Pero desde entonces, Artero ha seguido trabajando con pausas, con problemas de producción y con la misma osadía. Ahí están Trágala perro (1981) con Amparo Muñoz, un filme acerca de la apariencia y la superchería a través de la figura de Sor Sulpicio, y su última cinta, Cartas desde Huesca, con Fernando Fernán Gómez y Myriam Mezieres.
-Es una película que partió de Los papeles de Aspern de Henry James, en el que quise expresar el rechazo a la cultura como mercancía. El viejo anarquista se suicida antes de entregar los poemas póstumos al editor y después de haberlos quemado. Fue un homenaje a los viejos anarquistas y quise ofrecer una visión anarquista de la cultura, de la que me siento muy cerca. Odio la cultura como escaparate.

-Lo habíamos detectado. ¿Qué le queda por hacer?
-Mi gran sueño es el Pedro Saputo de Foz, del que ya hice un fragmento en fabla en Pleito a lo sol. Es un libro que me emociona y que me descubrió Rafael Gastón, el padre de Emilio, el abogado, político y ex Justicia de Aragón. Y compañero de las noches del Niké.

--Celebramos un siglo de cine. ¿Cuál es el balance de un heterodoxo?
-Yo creo que hace cien años que se murió el cine. Cuando nació el cine hubo dos fenómenos: los Lumière, que eran el documento, la realidad. Y Méliès, que era la magia, el discurso destructivo. Ya ve quién ha ganado: los Lumière.

--¿Por qué es Aragón tierra de cineastas?
-Yo creo que Aragón es más rabelesiana que cervantina, más de imágenes que conceptual.¿Quiere decir eso que el aragonés tenga un ojo especial? Hombre, sería un ojo muy terrible.

-Sin embargo, usted parece que ha rodado poco y que se ajusta al cliché de vanguardista y maldito.
-No creo que haya rodado poco.
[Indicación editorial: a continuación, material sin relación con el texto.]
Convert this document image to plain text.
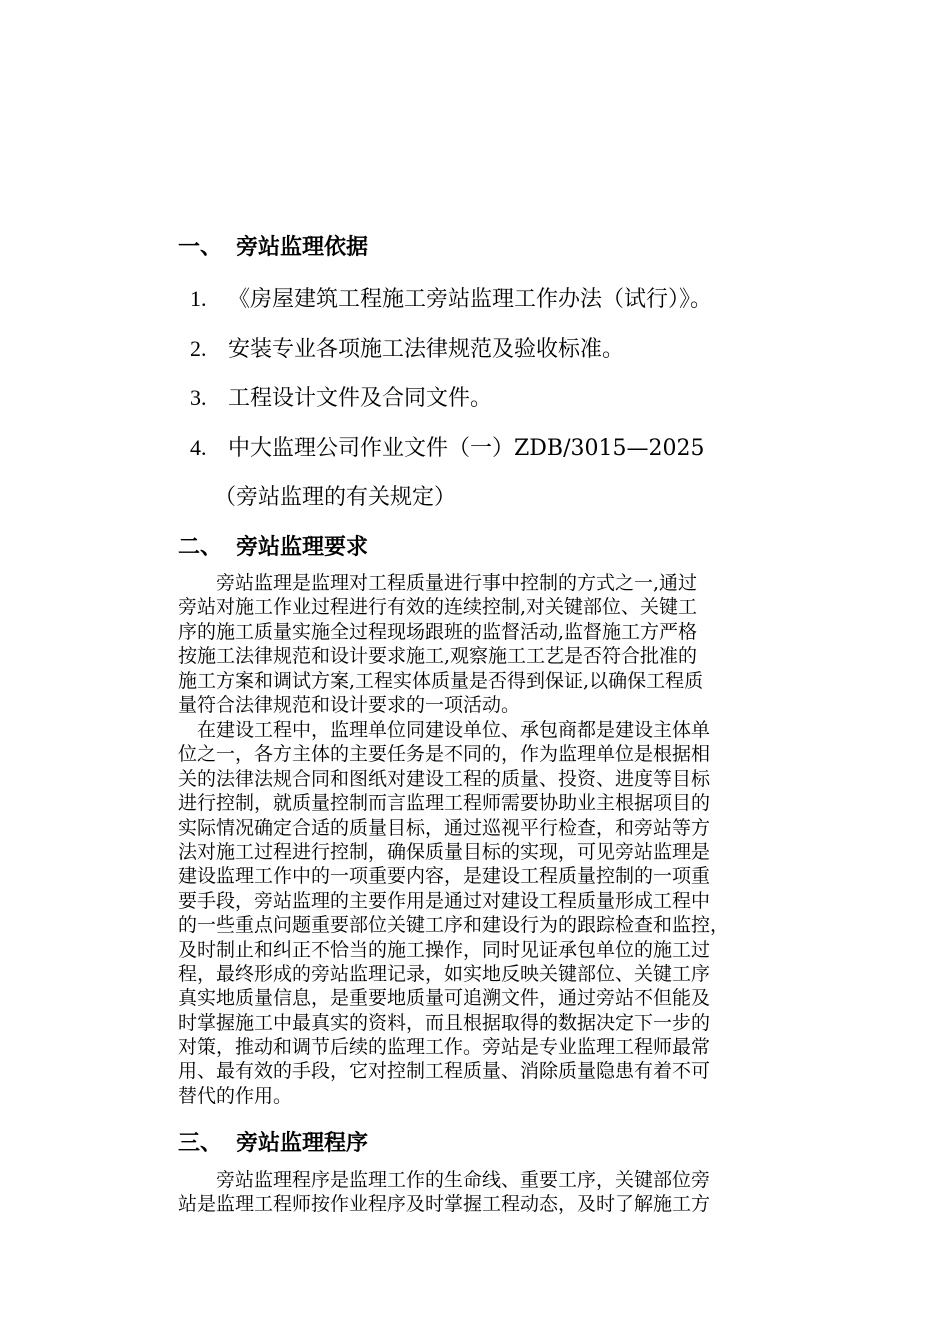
一、 旁站监理依据
1. 《房屋建筑工程施工旁站监理工作办法（试行）》。
2. 安装专业各项施工法律规范及验收标准。
3. 工程设计文件及合同文件。
4. 中大监理公司作业文件（一）ZDB/3015—2025
（旁站监理的有关规定）
二、 旁站监理要求
　　旁站监理是监理对工程质量进行事中控制的方式之一,通过
旁站对施工作业过程进行有效的连续控制,对关键部位、关键工
序的施工质量实施全过程现场跟班的监督活动,监督施工方严格
按施工法律规范和设计要求施工,观察施工工艺是否符合批准的
施工方案和调试方案,工程实体质量是否得到保证,以确保工程质
量符合法律规范和设计要求的一项活动。
　在建设工程中，监理单位同建设单位、承包商都是建设主体单
位之一，各方主体的主要任务是不同的，作为监理单位是根据相
关的法律法规合同和图纸对建设工程的质量、投资、进度等目标
进行控制，就质量控制而言监理工程师需要协助业主根据项目的
实际情况确定合适的质量目标，通过巡视平行检查，和旁站等方
法对施工过程进行控制，确保质量目标的实现，可见旁站监理是
建设监理工作中的一项重要内容，是建设工程质量控制的一项重
要手段，旁站监理的主要作用是通过对建设工程质量形成工程中
的一些重点问题重要部位关键工序和建设行为的跟踪检查和监控，
及时制止和纠正不恰当的施工操作，同时见证承包单位的施工过
程，最终形成的旁站监理记录，如实地反映关键部位、关键工序
真实地质量信息，是重要地质量可追溯文件，通过旁站不但能及
时掌握施工中最真实的资料，而且根据取得的数据决定下一步的
对策，推动和调节后续的监理工作。旁站是专业监理工程师最常
用、最有效的手段，它对控制工程质量、消除质量隐患有着不可
替代的作用。
三、 旁站监理程序
　　旁站监理程序是监理工作的生命线、重要工序，关键部位旁
站是监理工程师按作业程序及时掌握工程动态，及时了解施工方
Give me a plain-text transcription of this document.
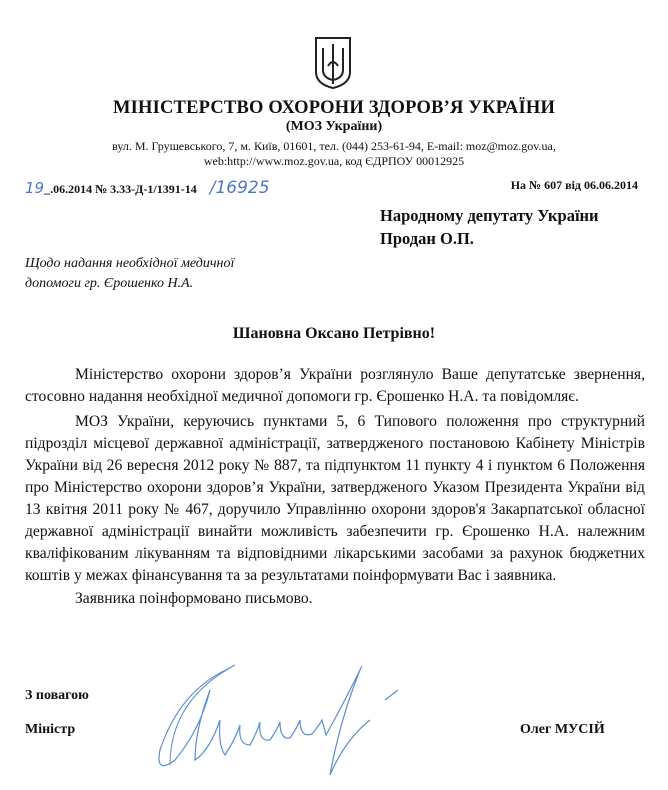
МІНІСТЕРСТВО ОХОРОНИ ЗДОРОВ’Я УКРАЇНИ
(МОЗ України)
вул. М. Грушевського, 7, м. Київ, 01601, тел. (044) 253-61-94, E-mail: moz@moz.gov.ua,
web:http://www.moz.gov.ua, код ЄДРПОУ 00012925
19_.06.2014 № 3.33-Д-1/1391-14 /16925	На № 607 від 06.06.2014
Народному депутату України
Продан О.П.
Щодо надання необхідної медичної
допомоги гр. Єрошенко Н.А.
Шановна Оксано Петрівно!

Міністерство охорони здоров’я України розглянуло Ваше депутатське звернення, стосовно надання необхідної медичної допомоги гр. Єрошенко Н.А. та повідомляє.

МОЗ України, керуючись пунктами 5, 6 Типового положення про структурний підрозділ місцевої державної адміністрації, затвердженого постановою Кабінету Міністрів України від 26 вересня 2012 року № 887, та підпунктом 11 пункту 4 і пунктом 6 Положення про Міністерство охорони здоров’я України, затвердженого Указом Президента України від 13 квітня 2011 року № 467, доручило Управлінню охорони здоров'я Закарпатської обласної державної адміністрації винайти можливість забезпечити гр. Єрошенко Н.А. належним кваліфікованим лікуванням та відповідними лікарськими засобами за рахунок бюджетних коштів у межах фінансування та за результатами поінформувати Вас і заявника.

Заявника поінформовано письмово.

З повагою
Міністр	Олег МУСІЙ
Estoy contento en la medida de lo posible con lo que he hecho. Ahora bien, en los últimos años ha surgido la figura del director-productor, y yo intento aprovechar las pocas rendijas que me deja el sistema. No me queda más remedio que aceptar esos epítetos, muy a mi pesar. Pero yo no sé porque el cine ha tenido que desarrollar el discurso de la novela del siglo XIX: chico encuentra chica, chico pasa dificultades, chico se enamora de la chica. ¿Es que todo tiene que ser asó? El cine es específicamente un cine más temporal que narrativo. Y yo cuanto más narrativo veo el discurso, menos cine encuentro en la película.

--¿Cuál es su camino o su sueño de cine?
He tenido mis dudas acerca del cine que quiero realizar. A mí me encantaría que el cine fuese como el big bang: todo es según el lugar que ocupa el observador en el espacio y en el tiempo. Me encantaría hacer una película que fuese al revés, que empezase en la tumba y que terminase en el vientre de la madre del protagonista.

--Háblenos de sus pasiones privadas: de películas y directores.
-Carl T. Dreyer, Tarkovski. Arthur Ripstein, de los de ahora; Bresson, Godard, que me ha enseñado mucho cine, Sträub, y Rosellini, por supuesto. ¿Mis películas? Francesco, juglar de Dios de Rosellini, La Gertru de Dreyer, Crónica de Ana Magdalena Bach de Staüb o La zona de Tarkovski.

-¿Actores?
No he pensado nunca en ello. Quizá, por mitología, me quedaría con Michel Simon de El Atalante de Jean Vigo, el joven Marlon Brando y Louise Brooks.

--¿Cuál es su película ideal?
-La película que me hubiera gustado hacer es Crónica de Ana Magdalena Bach, de Staüb, porque es de lo más cinematográfico. Son las fugas de Bach contadas por su hija. No hay estructura narrativa, tiene una estructura temporal más cercana a la música que a la literatura.